Das Versteck

... und dies ist eine deutsche Standuhr von 1740, schauen Sie sich die wundervollen umlaufenden Holzintarsien an." Herr Petersen zeigte auf ein besonders schönen Teil der Holzeinlagen. "Sie ist sehr wertvoll."
Sybille sah die Standuhr bewundernd an. "Was kostet die Uhr?"
"26.000" Herr Petersen machte auf weitere Details aufmerksam und erklärte die Arbeitsweise der Holzschnitzer. Sybille und Hilde tauchten in die vergangenen Jahrhunderte ein und vergaßen darüber, dass es auch noch Jonas gab.

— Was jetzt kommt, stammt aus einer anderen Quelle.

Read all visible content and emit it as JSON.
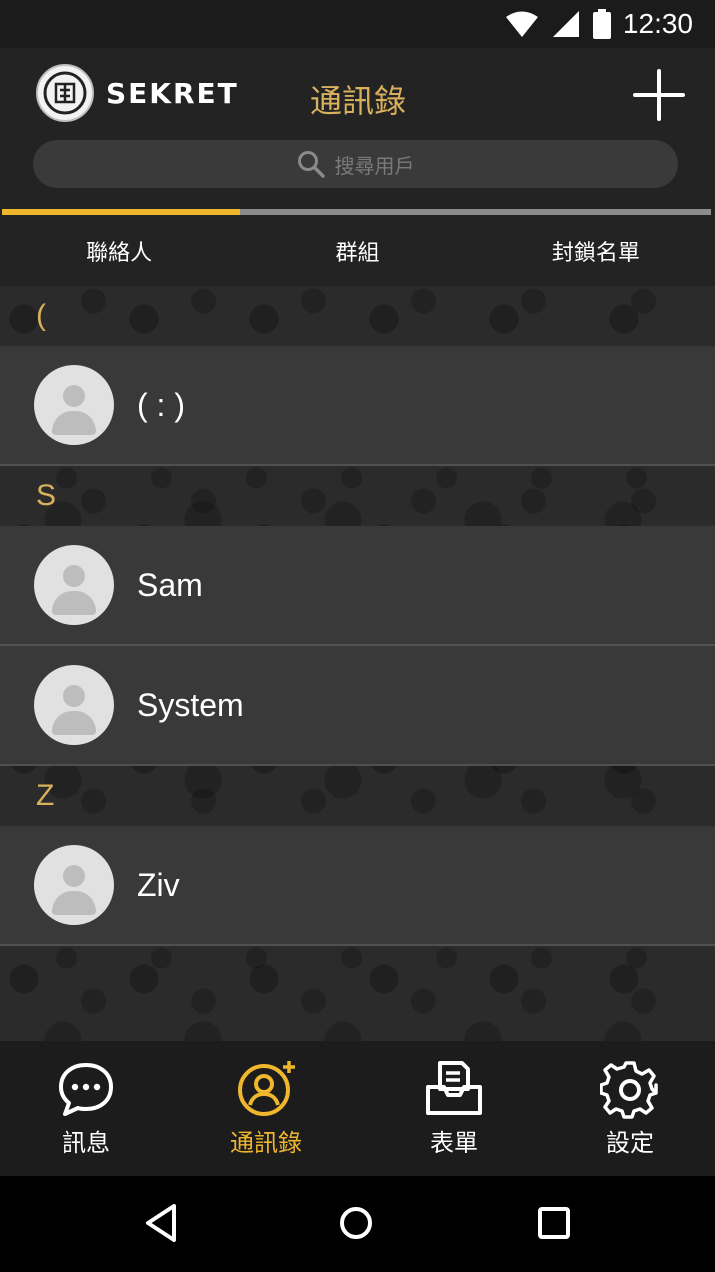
{
  "status": {
    "time": "12:30"
  },
  "header": {
    "logo_text": "SEKRET",
    "title": "通訊錄",
    "search_placeholder": "搜尋用戶"
  },
  "tabs": [
    {
      "label": "聯絡人",
      "active": true
    },
    {
      "label": "群組",
      "active": false
    },
    {
      "label": "封鎖名單",
      "active": false
    }
  ],
  "sections": [
    {
      "letter": "(",
      "contacts": [
        "( : )"
      ]
    },
    {
      "letter": "S",
      "contacts": [
        "Sam",
        "System"
      ]
    },
    {
      "letter": "Z",
      "contacts": [
        "Ziv"
      ]
    }
  ],
  "bottom_nav": [
    {
      "label": "訊息",
      "icon": "chat-bubble-icon",
      "active": false
    },
    {
      "label": "通訊錄",
      "icon": "contacts-add-icon",
      "active": true
    },
    {
      "label": "表單",
      "icon": "inbox-form-icon",
      "active": false
    },
    {
      "label": "設定",
      "icon": "gear-icon",
      "active": false
    }
  ],
  "colors": {
    "accent": "#f0b62d",
    "title_gold": "#d9b15c",
    "background": "#232323"
  }
}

Jonas hatte sich inzwischen mit dem Buch auf die Treppe draußen vor der Ladentür gehockt. Da es sehr warm war, zog er sich Schuhe und Strümpfe aus, blätterte in dem Buch und schaute sich die Bilder an. Das Märchen vom Wolf und den sieben Geißlein erkannte er sofort anhand der Zeichnungen. Die Standuhr, in die gerade das siebente Geißlein hineinsprang, sah der Uhr im Laden sehr ähnlich. Ob hinter der Tür tatsächlich genug Platz zum Verstecken ist, überlegte er und ging in den Laden zurück.

Er sah den goldenen Schlüssel und wollte den Uhrenkasten aufschließen, doch so sehr er sich auch reckte, er kam nicht an den Schlüssel ran. Schließlich stellte er sich auf einen kleinen Hocker, jetzt konnte er den Schlüssel umdrehen. Die Tür öffnete sich. Das große messingfarbene Pendel hing ruhig und eindrucksvoll in dem Kasten. Jonas kletterte hinein, versuchte, die Tür zuzuziehen. Durch den schmalen Schlitz konnte er gerade noch das Tageslicht sehen. Er rutschte ein wenig hin und her, bis er sich mit angezogenen Knien hinsetzen konnte. Hier fand ihn der Wolf bestimmt nicht. Er musste nur ganz, ganz still sein, so wie das Geißlein. Die Gespräche zwischen seiner Mutter, der Tante und Herrn Petersen  nahmen seine Ohren kaum wahr und er schlief ein.

Hilde konnte sich nicht entscheiden, ob sie die Whiskykaraffe mit 6 Gläsern - alles aus Kristallglas - oder die zwei wunderschönen englischen Fadengläser aus dem 18. Jahrhundert kaufen sollte.
"Was meinst du, Bille? Nehme ich das Whisky-Arrangement, unterstütze ich Klaus in seiner Trinkerei. Auf der anderen Seite, weiß ich, dass er sich darüber besonders freuen würde", sagte Hilde.
Herr Petersen nickte zustimmend "Wenn sie meine bescheidene Meinung hören wollen, jemand der einen guten alten Whisky genießen kann, wird nicht zum Trinker. Ich glaube, Sie würden ihren Mann damit überraschen, gerade, weil er weiß, dass sie ihm zuliebe dieses wundervolle Geschenk gekauft haben."
"Das denke ich auch", bestätigte Sybille.
"Gut, Herr Petersen", sagte Hilde, "ich nehme die Karaffe mit den Gläsern."

"Jonas, komm' wir sind fertig ...",  rief sie, und zu Herrn Petersen gewandt: "Vielleicht haben Sie einen Karton dafür. Für das Geschenkpapier sorge ich selber. - Jonas?"